Enquanto a Providência, a favela mais antiga do Rio, celebra 120 anos desde a sua fundação, a cidade tem passado por um momento mais amplo de acertos de contas históricas, e vem considerando como utilizar melhor o passado para construir identidades e enfrentar o futuro. Desta maneira, o estabelecimento do Museu das Remoções na Vila Autódromo e a luta do Instituto de Pesquisa e Memória dos Pretos Novos na Zona Portuária mostram que os engajamentos coletivos com a história frequentemente ocorrem através de museus, como espaços públicos dedicados ao passado. Em especial, os museus podem servir como espaços para grupos marginalizados–como moradores de favelas e afro-brasileiros–reivindicar e compartilhar as suas histórias, uma habilidade crucial, pois essas comunidades ainda enfrentam violência e obstáculos sociais hoje em dia.
A prefeitura sob o novo prefeito Marcelo Crivella relatou a sua intenção de desempenhar um papel em relação à memória da história do Rio no início deste ano, quando anunciou um plano para criar o Museu da Escravidão e da Liberdade, ou MEL, na Zona Portuária do Rio. O museu, já programado para abrir em 2020, pretende memorizar o passado do Rio como o maior porto de escravos na história mundial e também detalhar os elementos da experiência afro-brasileira após a emancipação, inclusive o samba e outras expressões culturais. Em resposta a este plano, no entanto, muitos membros da comunidade histórica do Rio, e representantes de inúmeros museus comunitários e projetos históricos já existentes na cidade, expressaram dúvidas quanto à eficácia e às intenções da proposta.
O plano atual é abrigar o museu em um armazém do século XIX construído por André Rebouças–que foi engenheiro e um dos afro-brasileiros mais proeminentes na história do Rio–ao lado do Cais Valongo na Zona Portuária. O cais, que foi o polo do mercado de escravos no Rio e o local de inúmeras transações de seres humanos, foi designado Patrimônio Mundial da UNESCO em julho, mas permanece pouco visitado, e sem segurança permanente.
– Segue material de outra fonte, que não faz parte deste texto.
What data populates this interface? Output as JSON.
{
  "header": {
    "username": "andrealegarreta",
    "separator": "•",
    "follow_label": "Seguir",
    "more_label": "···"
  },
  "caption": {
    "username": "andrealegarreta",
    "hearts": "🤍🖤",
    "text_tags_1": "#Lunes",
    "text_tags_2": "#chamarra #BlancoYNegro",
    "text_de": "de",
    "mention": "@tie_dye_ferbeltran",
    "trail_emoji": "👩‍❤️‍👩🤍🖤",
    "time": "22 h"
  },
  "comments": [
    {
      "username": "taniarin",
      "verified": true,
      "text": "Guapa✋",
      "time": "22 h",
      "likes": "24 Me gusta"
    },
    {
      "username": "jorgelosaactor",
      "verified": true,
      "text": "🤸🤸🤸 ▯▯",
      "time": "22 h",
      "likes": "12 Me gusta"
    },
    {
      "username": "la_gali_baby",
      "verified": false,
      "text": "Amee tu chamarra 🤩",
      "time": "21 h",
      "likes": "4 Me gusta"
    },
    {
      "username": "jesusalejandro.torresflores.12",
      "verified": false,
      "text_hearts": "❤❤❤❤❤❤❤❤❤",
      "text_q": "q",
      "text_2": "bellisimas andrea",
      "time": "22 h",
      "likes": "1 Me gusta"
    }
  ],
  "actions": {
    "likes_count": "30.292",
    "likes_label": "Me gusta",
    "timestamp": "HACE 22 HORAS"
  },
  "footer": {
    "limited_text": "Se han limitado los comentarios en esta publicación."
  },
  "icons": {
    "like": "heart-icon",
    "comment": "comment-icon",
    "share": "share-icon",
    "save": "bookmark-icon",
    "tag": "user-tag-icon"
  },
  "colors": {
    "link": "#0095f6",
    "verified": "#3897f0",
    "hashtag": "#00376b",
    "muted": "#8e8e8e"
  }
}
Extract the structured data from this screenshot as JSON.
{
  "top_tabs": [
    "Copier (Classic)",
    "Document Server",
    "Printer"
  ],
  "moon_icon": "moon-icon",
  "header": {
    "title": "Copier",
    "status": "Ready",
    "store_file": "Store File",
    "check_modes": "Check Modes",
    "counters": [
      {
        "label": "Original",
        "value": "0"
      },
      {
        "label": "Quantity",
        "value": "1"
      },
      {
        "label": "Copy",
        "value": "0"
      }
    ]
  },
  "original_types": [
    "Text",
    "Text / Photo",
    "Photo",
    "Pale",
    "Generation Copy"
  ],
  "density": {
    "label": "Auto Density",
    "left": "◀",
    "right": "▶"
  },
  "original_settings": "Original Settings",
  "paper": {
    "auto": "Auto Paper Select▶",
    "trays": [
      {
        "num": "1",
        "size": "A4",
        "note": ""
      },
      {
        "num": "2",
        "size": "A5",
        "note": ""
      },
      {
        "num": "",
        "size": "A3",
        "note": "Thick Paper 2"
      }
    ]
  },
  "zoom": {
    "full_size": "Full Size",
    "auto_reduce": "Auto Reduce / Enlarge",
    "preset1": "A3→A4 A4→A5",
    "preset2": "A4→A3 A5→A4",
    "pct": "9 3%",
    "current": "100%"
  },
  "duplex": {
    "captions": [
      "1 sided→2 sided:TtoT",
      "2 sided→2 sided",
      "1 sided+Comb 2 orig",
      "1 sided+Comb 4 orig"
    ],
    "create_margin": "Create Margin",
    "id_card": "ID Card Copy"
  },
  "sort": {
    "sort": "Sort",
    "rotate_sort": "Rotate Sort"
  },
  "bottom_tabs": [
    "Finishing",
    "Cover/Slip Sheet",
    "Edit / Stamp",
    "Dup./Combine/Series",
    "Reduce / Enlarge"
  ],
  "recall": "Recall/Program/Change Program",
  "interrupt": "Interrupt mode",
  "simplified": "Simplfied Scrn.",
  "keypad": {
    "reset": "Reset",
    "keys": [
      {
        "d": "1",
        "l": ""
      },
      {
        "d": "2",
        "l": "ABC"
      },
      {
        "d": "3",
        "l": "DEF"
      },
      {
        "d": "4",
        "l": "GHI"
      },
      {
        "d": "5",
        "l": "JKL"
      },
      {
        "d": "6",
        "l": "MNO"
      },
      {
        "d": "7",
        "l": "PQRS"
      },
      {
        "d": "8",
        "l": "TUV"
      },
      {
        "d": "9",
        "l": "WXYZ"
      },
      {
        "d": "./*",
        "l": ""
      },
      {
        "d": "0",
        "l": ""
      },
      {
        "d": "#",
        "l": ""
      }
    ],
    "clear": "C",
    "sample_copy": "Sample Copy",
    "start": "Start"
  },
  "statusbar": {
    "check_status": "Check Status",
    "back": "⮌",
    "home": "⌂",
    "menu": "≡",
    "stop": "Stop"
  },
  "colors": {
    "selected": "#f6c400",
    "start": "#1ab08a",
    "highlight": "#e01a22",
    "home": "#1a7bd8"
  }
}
Enquanto muitos comentadores concordam que a localização proposta para o MEL ao lado do Valongo é uma escolha lógica, o armazém em questão já está ocupado pela Ação da Cidadania, ONG que trabalha para combater a desigualdade e que foi fundada em 1993 por Betinho de Souza. Roberto “Kiko” Afonso, o atual diretor executivo da ONG, pormenorizou uma frustrante “falta de respeito” ao tratar com a prefeitura, revelando que a Ação da Cidadania sequer fora informada diretamente sobre o plano para o MEL, apesar da ONG ter investido mais de R$15 milhões no prédio desde que foi resgatado da deterioração há vinte e cinco anos. Em um comentário no Facebook em 30 de junho, a Secretária Municipal da Cultura, Nilcemar Nogueira, declarou que a ONG continuaria a funcionar “no mesmo lugar”. Afonso, no entanto, falou sobre inúmeras “falsas narrativas” da prefeitura e salientou: “Temos 6.500 metros quadrados no momento. Todos os nossos programas futuros foram projetados para caber no nosso espaço”.
Outra crítica ao museu é de ordem financeira–os projetos ostentosos da era das Olimpíadas como o Museu do Amanhã ultrapassaram em muito o orçamento e continuam a receber suporte público, enquanto as instituições comunitárias como o Instituto Pretos Novos (IPN), o maior cemitério de escravos das Américas, ao lado na Gamboa, tiveram as verbas cortadas, e como resultado o IPN tem lutado durante meses para manter as suas portas abertas ao público.
Ao chegar no meio da crise financeira do Rio–que tem sido usada como justificativa para enxugar as verbas do IPN e de outros locais–o anúncio de um novo imenso projeto de construção na Zona Portuária é incompreensível para muitos. Afonso lamentou: “Porque inventar um novo museu agora? É somente para benefício político e pessoal. Qual é a lógica disso?”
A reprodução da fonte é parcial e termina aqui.